We are pleased that the Joy of Jazz has been taking place in the month in which we are celebrating women’s month and as part of celebrating women the line-up continues to ensure that more women perform.
The colloquium takes place after we held a successful Inaugural Nelson Mandela Sports and Culture Day.
The aim of this day is to honour and celebrate the legacy of Tata Madiba and continue to work towards building a socially inclusive South African society, hence the main theme is UNITE!
Ladies and Gentlemen, this colloquium indeed confirms that, it is that time of the year when Jazz lovers gather to enjoy the serenity of the beautiful music genre Jazz in Newton Johannesburg.
This genre of music has evolved over time and has contributed immensely to the development of other music genres.
In recent times we have outside of bebop we have since many new and upcoming musicians fusing it with their music.
We therefore have a responsibility to preserve and promote this type of music. This includes archiving the music and possible increasing investment in the development of this important music genre, Jazz.
One of the most interesting phenomena of Jazz is what many Jazz lovers call, the development of the ear.
This is an indication that time and indeed quality time is required in order for one to understand this type of music.
While this is true because of this very important phenomena we need to ensure that we teach as many people as possible about this genre of music, equally because it does provide the basic understand and appreciation of music in general and the development.
As we said before, this music genre has evolved over time. In South Africa alone we have seen many jazz musicians who have contributed towards the development and preservation of Jazz.
We have a a responsibility to ensure that we preserve and promote Jazz including honouring the heroes and heroines who have made us appreciate Jazz.
We are pleased that despite the technological changes brought by both globalisation and the knowledge economy, the culture of appreciating jazz remains and in fact it is growing.
As government we will continue to invest in the preservation and the archiving of the work done by those who came before us and contributed towards the development of Jazz.
We must preserve our heritage because it is through culture that we can find one another and begin to appreciate each other’s strengths.
This is important because culture is critical towards the development of society. in fact at the recently held United Nations General Assembly debate on Culture and Development, there was consensus that culture post the 2015 Millennium Development Goals should be considered the fourth pillar of development.
Therefore music as a cultural artistic expression and indeed especially Jazz must be seen as a contributor in the development of society.

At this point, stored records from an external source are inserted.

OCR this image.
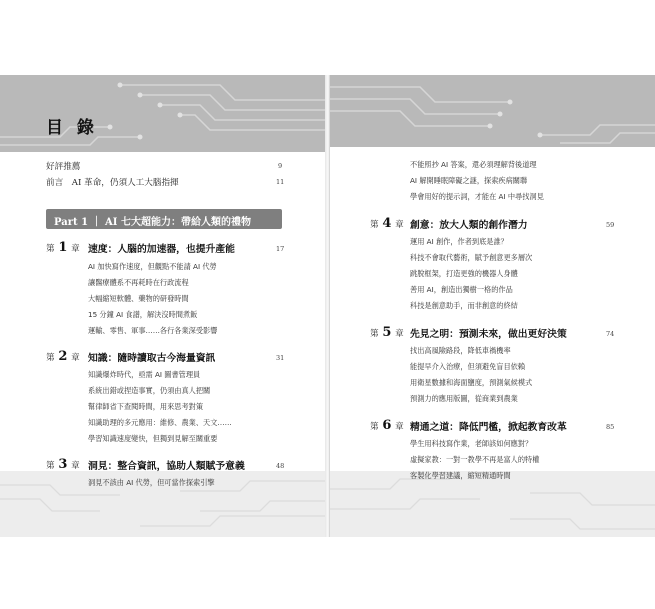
目 錄
好評推薦	9
前言　AI 革命，仍須人工大腦指揮	11
Part 1 ｜ AI 七大超能力：帶給人類的禮物
第 1 章 速度：人腦的加速器，也提升產能	17
AI 加快寫作速度，但觀點不能請 AI 代勞
讓醫療體系不再耗時在行政流程
大幅縮短軟體、藥物的研發時間
15 分鐘 AI 食譜，解決沒時間煮飯
運輸、零售、軍事……各行各業深受影響
第 2 章 知識：隨時讀取古今海量資訊	31
知識爆炸時代，亟需 AI 圖書管理員
系統出錯或捏造事實，仍須由真人把關
幫律師省下查閱時間，用來思考對策
知識助理的多元應用：維修、農業、天文……
學習知識速度變快，但獨到見解至關重要
第 3 章 洞見：整合資訊，協助人類賦予意義	48
洞見不該由 AI 代勞，但可當作探索引擎
不能照抄 AI 答案，還必須理解背後道理
AI 解開睡眠障礙之謎，探索疾病關聯
學會用好的提示詞，才能在 AI 中尋找洞見
第 4 章 創意：放大人類的創作潛力	59
運用 AI 創作，作者到底是誰？
科技不會取代藝術，賦予創意更多層次
跳脫框架，打造更強的機器人身體
善用 AI，創造出獨樹一格的作品
科技是創意助手，而非創意的終結
第 5 章 先見之明：預測未來，做出更好決策	74
找出高風險路段，降低車禍機率
能提早介入治療，但須避免盲目依賴
用衛星數據和海面鹽度，預測氣候模式
預測力的應用版圖，從商業到農業
第 6 章 精通之道：降低門檻，掀起教育改革	85
學生用科技寫作業，老師該如何應對？
虛擬家教：一對一教學不再是富人的特權
客製化學習建議，縮短精通時間
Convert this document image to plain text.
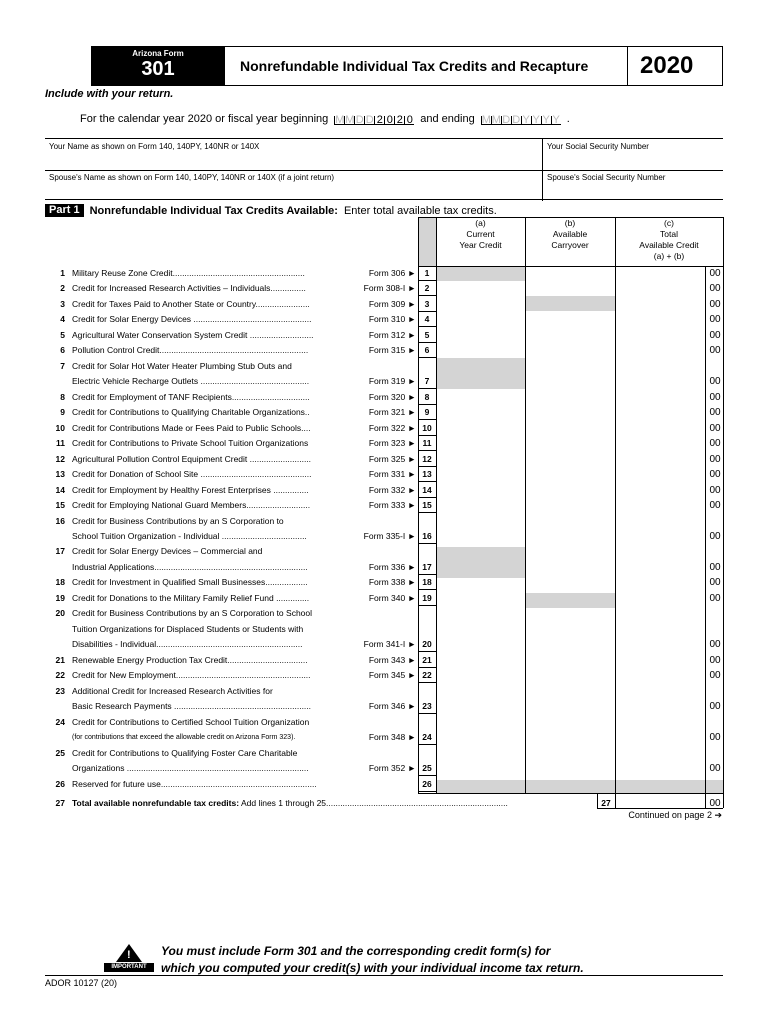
Arizona Form
301	Nonrefundable Individual Tax Credits and Recapture 2020
Include with your return.
For the calendar year 2020 or fiscal year beginning M M D D 2 0 2 0 and ending M M D D Y Y Y Y .
Your Name as shown on Form 140, 140PY, 140NR or 140X	Your Social Security Number
Spouse's Name as shown on Form 140, 140PY, 140NR or 140X (if a joint return)	Spouse's Social Security Number
Part 1 Nonrefundable Individual Tax Credits Available: Enter total available tax credits.
(a)
Current
Year Credit
(b)
Available
Carryover
(c)
Total
Available Credit
(a) + (b)
1 Military Reuse Zone Credit........................................................	Form 306 ►	1	00
2 Credit for Increased Research Activities – Individuals...............	Form 308-I ►	2	00
3 Credit for Taxes Paid to Another State or Country.......................	Form 309 ►	3	00
4 Credit for Solar Energy Devices ..................................................	Form 310 ►	4	00
5 Agricultural Water Conservation System Credit ...........................	Form 312 ►	5	00
6 Pollution Control Credit...............................................................	Form 315 ►	6	00
7 Credit for Solar Hot Water Heater Plumbing Stub Outs and
Electric Vehicle Recharge Outlets ..............................................	Form 319 ►	7	00
8 Credit for Employment of TANF Recipients.................................	Form 320 ►	8	00
9 Credit for Contributions to Qualifying Charitable Organizations..	Form 321 ►	9	00
10 Credit for Contributions Made or Fees Paid to Public Schools....	Form 322 ► 10	00
11 Credit for Contributions to Private School Tuition Organizations	Form 323 ► 11	00
12 Agricultural Pollution Control Equipment Credit ..........................	Form 325 ► 12	00
13 Credit for Donation of School Site ...............................................	Form 331 ► 13	00
14 Credit for Employment by Healthy Forest Enterprises ...............	Form 332 ► 14	00
15 Credit for Employing National Guard Members...........................	Form 333 ► 15	00
16 Credit for Business Contributions by an S Corporation to
School Tuition Organization - Individual ....................................	Form 335-I ► 16	00
17 Credit for Solar Energy Devices – Commercial and
Industrial Applications.................................................................	Form 336 ► 17	00
18 Credit for Investment in Qualified Small Businesses..................	Form 338 ► 18	00
19 Credit for Donations to the Military Family Relief Fund ..............	Form 340 ► 19	00
20 Credit for Business Contributions by an S Corporation to School
Tuition Organizations for Displaced Students or Students with
Disabilities - Individual..............................................................	Form 341-I ► 20	00
21 Renewable Energy Production Tax Credit..................................	Form 343 ► 21	00
22 Credit for New Employment.........................................................	Form 345 ► 22	00
23 Additional Credit for Increased Research Activities for
Basic Research Payments ..........................................................	Form 346 ► 23	00
24 Credit for Contributions to Certified School Tuition Organization
(for contributions that exceed the allowable credit on Arizona Form 323).	Form 348 ► 24	00
25 Credit for Contributions to Qualifying Foster Care Charitable
Organizations .............................................................................	Form 352 ► 25	00
26 Reserved for future use..................................................................	26
27 Total available nonrefundable tax credits: Add lines 1 through 25.............................................................................	27	00
Continued on page 2 ➔
!
IMPORTANT
You must include Form 301 and the corresponding credit form(s) for
which you computed your credit(s) with your individual income tax return.
ADOR 10127 (20)
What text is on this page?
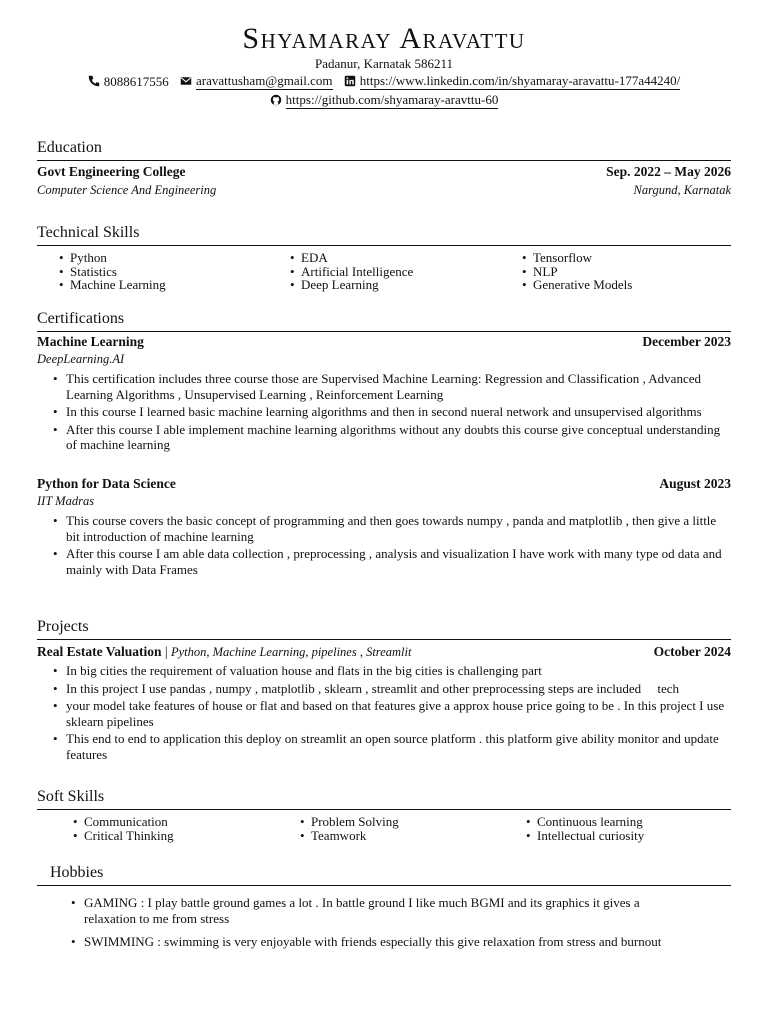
Shyamaray Aravattu
Padanur, Karnatak 586211
8088617556
aravattusham@gmail.com
https://www.linkedin.com/in/shyamaray-aravattu-177a44240/

https://github.com/shyamaray-aravttu-60
Education
Govt Engineering College	Sep. 2022 – May 2026
Computer Science And Engineering	Nargund, Karnatak
Technical Skills
• Python
• Statistics
• Machine Learning
• EDA
• Artificial Intelligence
• Deep Learning
• Tensorflow
• NLP
• Generative Models
Certifications
Machine Learning	December 2023
DeepLearning.AI
• This certification includes three course those are Supervised Machine Learning: Regression and Classification , Advanced Learning Algorithms , Unsupervised Learning , Reinforcement Learning
• In this course I learned basic machine learning algorithms and then in second nueral network and unsupervised algorithms
• After this course I able implement machine learning algorithms without any doubts this course give conceptual understanding of machine learning
Python for Data Science	August 2023
IIT Madras
• This course covers the basic concept of programming and then goes towards numpy , panda and matplotlib , then give a little bit introduction of machine learning
• After this course I am able data collection , preprocessing , analysis and visualization I have work with many type od data and mainly with Data Frames
Projects
Real Estate Valuation | Python, Machine Learning, pipelines , Streamlit	October 2024
• In big cities the requirement of valuation house and flats in the big cities is challenging part
• In this project I use pandas , numpy , matplotlib , sklearn , streamlit and other preprocessing steps are included     tech
• your model take features of house or flat and based on that features give a approx house price going to be . In this project I use sklearn pipelines
• This end to end to application this deploy on streamlit an open source platform . this platform give ability monitor and update features
Soft Skills
• Communication
• Critical Thinking
• Problem Solving
• Teamwork
• Continuous learning
• Intellectual curiosity
Hobbies
• GAMING : I play battle ground games a lot . In battle ground I like much BGMI and its graphics it gives a relaxation to me from stress
• SWIMMING : swimming is very enjoyable with friends especially this give relaxation from stress and burnout
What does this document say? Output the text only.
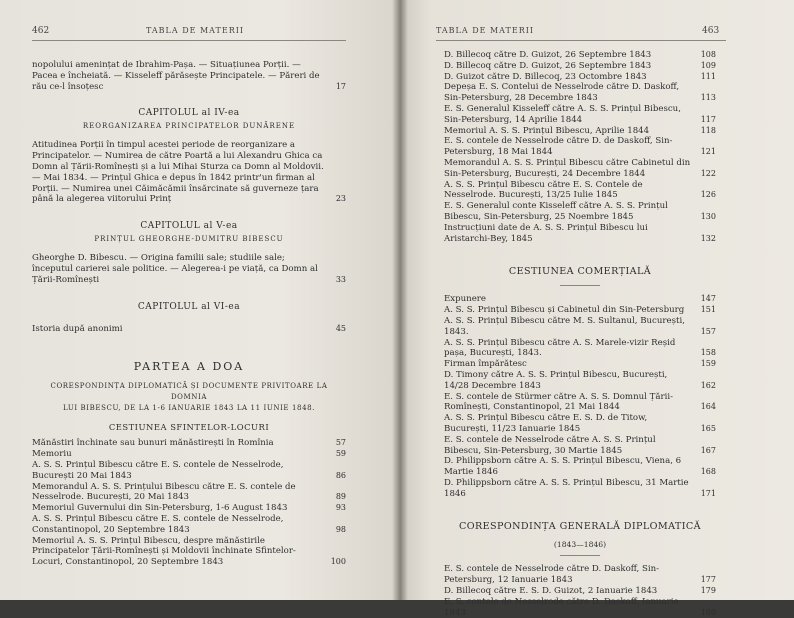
462	TABLA DE MATERII
nopolului amenințat de Ibrahim-Pașa. — Situațiunea Porții. — Pacea e încheiată. — Kisseleff părăsește Principatele. — Păreri de rău ce-l însoțesc	17
CAPITOLUL al IV-ea
REORGANIZAREA PRINCIPATELOR DUNĂRENE
Atitudinea Porții în timpul acestei periode de reorganizare a Principatelor. — Numirea de către Poartă a lui Alexandru Ghica ca Domn al Țării-Romînești și a lui Mihai Sturza ca Domn al Moldovii. — Mai 1834. — Prințul Ghica e depus în 1842 printr'un firman al Porții. — Numirea unei Căimăcămii însărcinate să guverneze țara până la alegerea viitorului Prinț	23
CAPITOLUL al V-ea
PRINȚUL GHEORGHE-DUMITRU BIBESCU
Gheorghe D. Bibescu. — Origina familii sale; studiile sale; începutul carierei sale politice. — Alegerea-i pe viață, ca Domn al Țării-Romînești	33
CAPITOLUL al VI-ea
Istoria după anonimi	45
PARTEA A DOA
CORESPONDINȚA DIPLOMATICĂ ȘI DOCUMENTE PRIVITOARE LA DOMNIA
LUI BIBESCU, DE LA 1-6 IANUARIE 1843 LA 11 IUNIE 1848.
CESTIUNEA SFINTELOR-LOCURI
Mănăstiri închinate sau bunuri mănăstirești în Romînia	57
Memoriu	59
A. S. S. Prințul Bibescu către E. S. contele de Nesselrode, București 20 Mai 1843	86
Memorandul A. S. S. Prințului Bibescu către E. S. contele de Nesselrode. București, 20 Mai 1843	89
Memoriul Guvernului din Sin-Petersburg, 1-6 August 1843	93
A. S. S. Prințul Bibescu către E. S. contele de Nesselrode, Constantinopol, 20 Septembre 1843	98
Memoriul A. S. S. Prințul Bibescu, despre mănăstirile Principatelor Țării-Romînești și Moldovii închinate Sfintelor-Locuri, Constantinopol, 20 Septembre 1843	100
TABLA DE MATERII	463
D. Billecoq către D. Guizot, 26 Septembre 1843	108
D. Billecoq către D. Guizot, 26 Septembre 1843	109
D. Guizot către D. Billecoq, 23 Octombre 1843	111
Depeșa E. S. Contelui de Nesselrode către D. Daskoff, Sin-Petersburg, 28 Decembre 1843	113
E. S. Generalul Kisseleff către A. S. S. Prințul Bibescu, Sin-Petersburg, 14 Aprilie 1844	117
Memoriul A. S. S. Prințul Bibescu, Aprilie 1844	118
E. S. contele de Nesselrode către D. de Daskoff, Sin-Petersburg, 18 Mai 1844	121
Memorandul A. S. S. Prințul Bibescu către Cabinetul din Sin-Petersburg, București, 24 Decembre 1844	122
A. S. S. Prințul Bibescu către E. S. Contele de Nesselrode. București, 13/25 Iulie 1845	126
E. S. Generalul conte Kisseleff către A. S. S. Prințul Bibescu, Sin-Petersburg, 25 Noembre 1845	130
Instrucțiuni date de A. S. S. Prințul Bibescu lui Aristarchi-Bey, 1845	132
CESTIUNEA COMERȚIALĂ
Expunere	147
A. S. S. Prințul Bibescu și Cabinetul din Sin-Petersburg 151
A. S. S. Prințul Bibescu către M. S. Sultanul, București, 1843.	157
A. S. S. Prințul Bibescu către A. S. Marele-vizir Reșid pașa, București, 1843.	158
Firman împărătesc	159
D. Timony către A. S. S. Prințul Bibescu, București, 14/28 Decembre 1843	162
E. S. contele de Stürmer către A. S. S. Domnul Țării-Romînești, Constantinopol, 21 Mai 1844	164
A. S. S. Prințul Bibescu către E. S. D. de Titow, București, 11/23 Ianuarie 1845	165
E. S. contele de Nesselrode către A. S. S. Prințul Bibescu, Sin-Petersburg, 30 Martie 1845	167
D. Philippsborn către A. S. S. Prințul Bibescu, Viena, 6 Martie 1846	168
D. Philippsborn către A. S. S. Prințul Bibescu, 31 Martie 1846	171
CORESPONDINȚA GENERALĂ DIPLOMATICĂ
(1843—1846)
E. S. contele de Nesselrode către D. Daskoff, Sin-Petersburg, 12 Ianuarie 1843	177
D. Billecoq către E. S. D. Guizot, 2 Ianuarie 1843	179
E. S. contele de Nesselrode către D. Daskoff, Ianuarie 1843	180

In fact we see the entire sector as the new gold, hence our new strategy Mzansi Golden Economy.
In realising this sector strategy we have committed to up scaling the events including the Joy Jazz and many others so that we can create much needed opportunities for Artists across the board.
In conclusion, we are confident that going forward this sector will grow and continue to contribute to the GDP and create work opportunities for Artists in a more sustainable way.